SMD 5050 flexible strip LED are a high power, higher heat SMD LED option. They are also commonly referred as triple core strips (when looking closely three different areas can be identified on the chip). Strips using this type of SMD LED flexible strip usually have a wider variety of options, being the most common the normal density reels with 30 chips per meter (360lm/m in Pure White) and a power consumption of around 7,5W/m but some manufacturers offer also higher densities, normally in shorter reels, such as 3 meter, with 60 chips per meter, delivering an astonishing 720lm/m in Pure White with a Power Consumption of around 14,5W/m. As we can see, SMD 5050 can offer a light output over 3 times that of the 3528 strip and therefore the 5050 LED is well suited for lighting up areas that may be subject to high levels of ambient light. 5050 LED strip can also be used as a replacement for fluorescent tube in general task lighting and in light boxes. As a result, logically, they are more expensive, but for installations with high luminosity requirements they are preferred since their cost per lumen is generally lower.
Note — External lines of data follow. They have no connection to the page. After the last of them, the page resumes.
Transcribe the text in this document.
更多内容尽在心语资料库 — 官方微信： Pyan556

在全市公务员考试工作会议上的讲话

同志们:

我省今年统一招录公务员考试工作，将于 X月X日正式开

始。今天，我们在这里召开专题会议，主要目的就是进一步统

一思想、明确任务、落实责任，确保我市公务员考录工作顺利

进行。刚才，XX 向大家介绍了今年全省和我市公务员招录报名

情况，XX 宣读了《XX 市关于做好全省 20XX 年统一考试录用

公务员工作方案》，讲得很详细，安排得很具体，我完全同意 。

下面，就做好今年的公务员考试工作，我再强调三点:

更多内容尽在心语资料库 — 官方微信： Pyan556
Moreover, the 5050 strip is available in both single color and RGB color change models. The color change version requires additional control but can produce millions of different colors, so finding the right shade or combination is a simple matter of programming.
What type of SMD is better? The answer is simple, it depends. For basic lighting projects with low luminosity requirements, monocolor and when cost is the key factor, then SMD3528 prevails. For more demanding projects or RGB installations, then SMD5050 is the obvious choice.